Não sou psicóloga, mas sou há muitos anos voluntária em instituições que funcionam em comunidades vulneráveis e dão suporte moral, emocional, psicológico e educativo a crianças e jovens que vivem com graves dificuldades ou são filhos de famílias muito disfuncionais. Sei de casos terríveis de pais que batiam nos filhos com chicotes eléctricos só porque eles próprios estavam sob efeito de álcool ou drogas; conheci e conheço pessoalmente pais e mães vítimas de espancamentos dos próprios filhos, mas também muitos jovens que foram condenados a penas desproporcionadas por trazerem más notas para casa.

Há mais de uma década um destes jovens era literalmente pendurado na corda da roupa, suspenso sobre o vazio de uma altura de três andares, sempre que as notas não conferiam com as expectativas do pai. Pendurado como um Cristo, ali ficava sozinho com os seus pavores e vertigens até o carrasco voltar a abrir a janela para o retirar do castigo.

Todos estes casos de que falo foram acompanhados por especialistas que nunca revelarão nomes nem detalhes que permitam saber de quem estamos a falar. Por isso mesmo e porque foi possível guardar e manter o anonimato, todos foram resgatados e conseguem agora viver uma vida mais normal e menos adversa. As marcas continuam lá e guardam todas as cicatrizes, mas não terão que lidar nunca com feridas expostas ao mundo.

Foram reabilitados (falo dos pais e dos filhos, por incrível que isso pareça, pois uns e outros foram sujeitos a tratamentos e todos foram capazes de superar traumas incrivelmente profundos) e isso foi possível graças a bons especialistas e a um tempo demorado, em que se trabalharam competências e se converteram fragilidades em forças.
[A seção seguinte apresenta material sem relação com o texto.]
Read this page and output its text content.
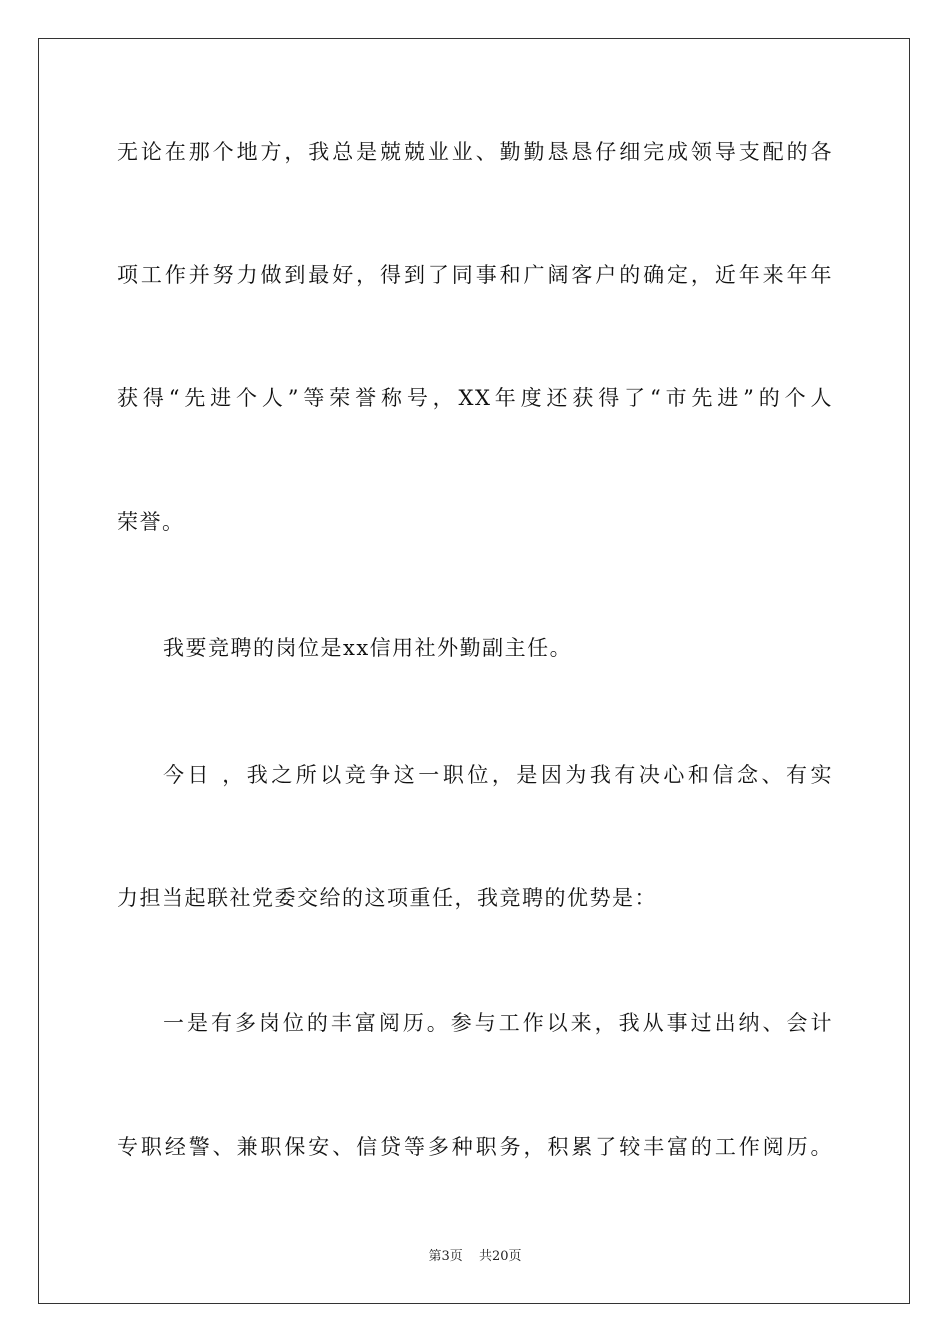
无论在那个地方，我总是兢兢业业、勤勤恳恳仔细完成领导支配的各
项工作并努力做到最好，得到了同事和广阔客户的确定，近年来年年
获得“先进个人”等荣誉称号，XX年度还获得了“市先进”的个人
荣誉。
我要竞聘的岗位是xx信用社外勤副主任。
今日 ，我之所以竞争这一职位，是因为我有决心和信念、有实
力担当起联社党委交给的这项重任，我竞聘的优势是：
一是有多岗位的丰富阅历。参与工作以来，我从事过出纳、会计
专职经警、兼职保安、信贷等多种职务，积累了较丰富的工作阅历。
第3页 共20页
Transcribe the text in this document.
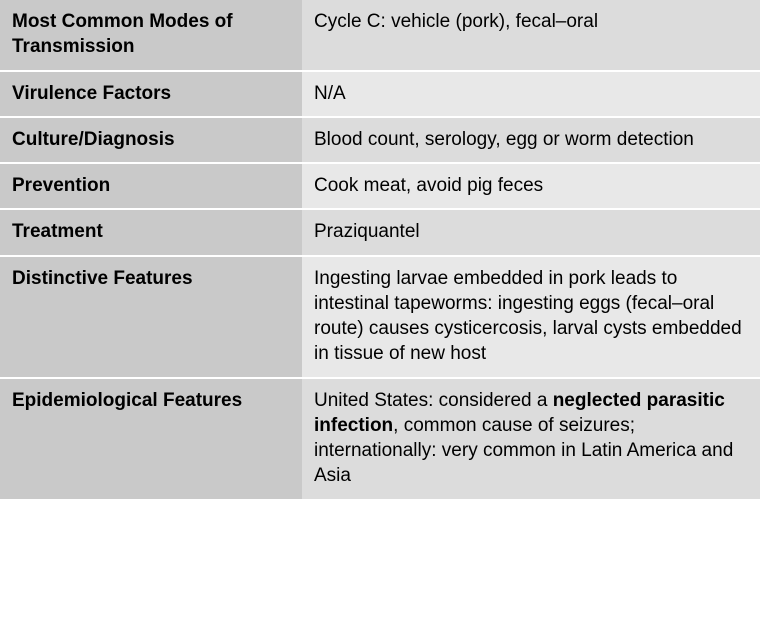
Most Common Modes of Transmission	Cycle C: vehicle (pork), fecal–oral
Virulence Factors	N/A
Culture/Diagnosis	Blood count, serology, egg or worm detection
Prevention	Cook meat, avoid pig feces
Treatment	Praziquantel
Distinctive Features	Ingesting larvae embedded in pork leads to intestinal tapeworms: ingesting eggs (fecal–oral route) causes cysticercosis, larval cysts embedded in tissue of new host
Epidemiological Features	United States: considered a neglected parasitic infection, common cause of seizures; internationally: very common in Latin America and Asia
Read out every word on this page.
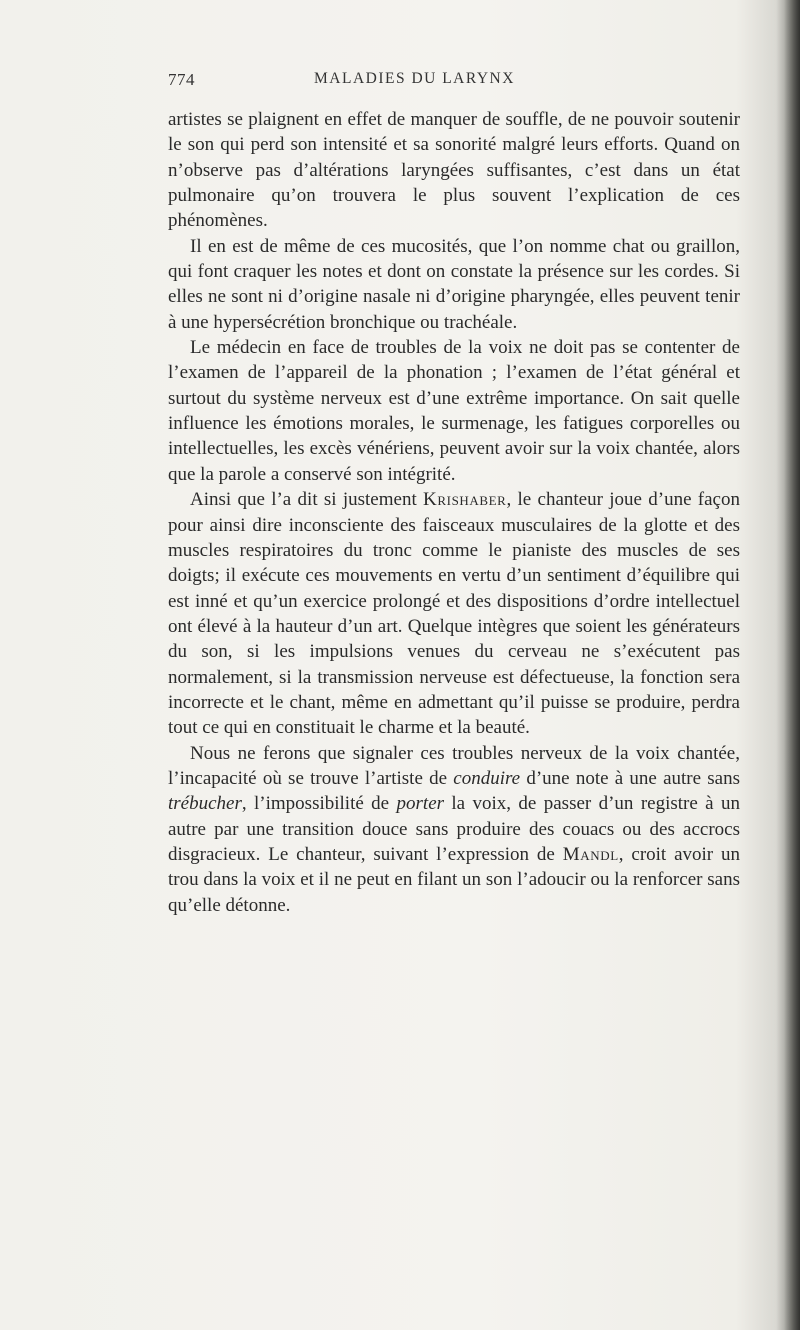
774	MALADIES DU LARYNX

artistes se plaignent en effet de manquer de souffle, de ne pouvoir soutenir le son qui perd son intensité et sa sonorité malgré leurs efforts. Quand on n’observe pas d’altérations laryngées suffisantes, c’est dans un état pulmonaire qu’on trouvera le plus souvent l’explication de ces phénomènes.

Il en est de même de ces mucosités, que l’on nomme chat ou graillon, qui font craquer les notes et dont on constate la présence sur les cordes. Si elles ne sont ni d’origine nasale ni d’origine pharyngée, elles peuvent tenir à une hypersécrétion bronchique ou trachéale.

Le médecin en face de troubles de la voix ne doit pas se contenter de l’examen de l’appareil de la phonation ; l’examen de l’état général et surtout du système nerveux est d’une extrême importance. On sait quelle influence les émotions morales, le surmenage, les fatigues corporelles ou intellectuelles, les excès vénériens, peuvent avoir sur la voix chantée, alors que la parole a conservé son intégrité.

Ainsi que l’a dit si justement Krishaber, le chanteur joue d’une façon pour ainsi dire inconsciente des faisceaux musculaires de la glotte et des muscles respiratoires du tronc comme le pianiste des muscles de ses doigts; il exécute ces mouvements en vertu d’un sentiment d’équilibre qui est inné et qu’un exercice prolongé et des dispositions d’ordre intellectuel ont élevé à la hauteur d’un art. Quelque intègres que soient les générateurs du son, si les impulsions venues du cerveau ne s’exécutent pas normalement, si la transmission nerveuse est défectueuse, la fonction sera incorrecte et le chant, même en admettant qu’il puisse se produire, perdra tout ce qui en constituait le charme et la beauté.

Nous ne ferons que signaler ces troubles nerveux de la voix chantée, l’incapacité où se trouve l’artiste de conduire d’une note à une autre sans trébucher, l’impossibilité de porter la voix, de passer d’un registre à un autre par une transition douce sans produire des couacs ou des accrocs disgracieux. Le chanteur, suivant l’expression de Mandl, croit avoir un trou dans la voix et il ne peut en filant un son l’adoucir ou la renforcer sans qu’elle détonne.
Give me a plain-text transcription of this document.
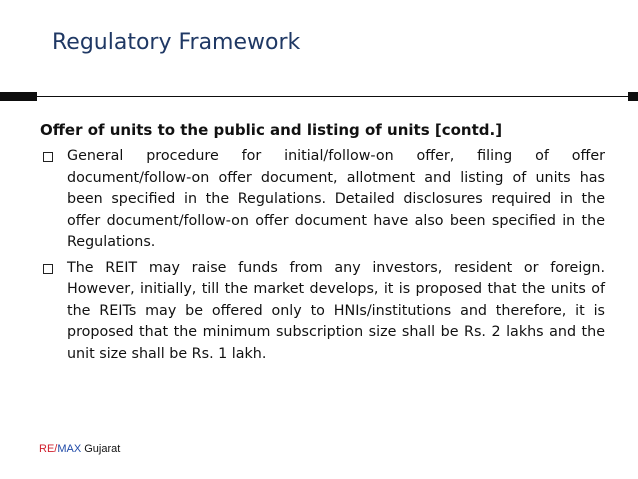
Regulatory Framework
Offer of units to the public and listing of units [contd.]
General procedure for initial/follow-on offer, filing of offer document/follow-on offer document, allotment and listing of units has been specified in the Regulations. Detailed disclosures required in the offer document/follow-on offer document have also been specified in the Regulations.
The REIT may raise funds from any investors, resident or foreign. However, initially, till the market develops, it is proposed that the units of the REITs may be offered only to HNIs/institutions and therefore, it is proposed that the minimum subscription size shall be Rs. 2 lakhs and the unit size shall be Rs. 1 lakh.
RE/MAX Gujarat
Se estes casos tivessem chegado à televisão teriam certamente rebentado a escala das audiências e dado muito dinheiro a ganhar aos poucos que dividem os lucros, mas nunca teriam sido acompanhados com a dignidade, a competência e a coragem com que foram acompanhados e resgatados.

Por conhecer estes e outros casos, termino como comecei: abomino o conceito do programa SuperNanny, acho-o uma aberração total e uma fraude em toda a linha. Está a um passo de se tornar a nova casa dos horrores, insisto.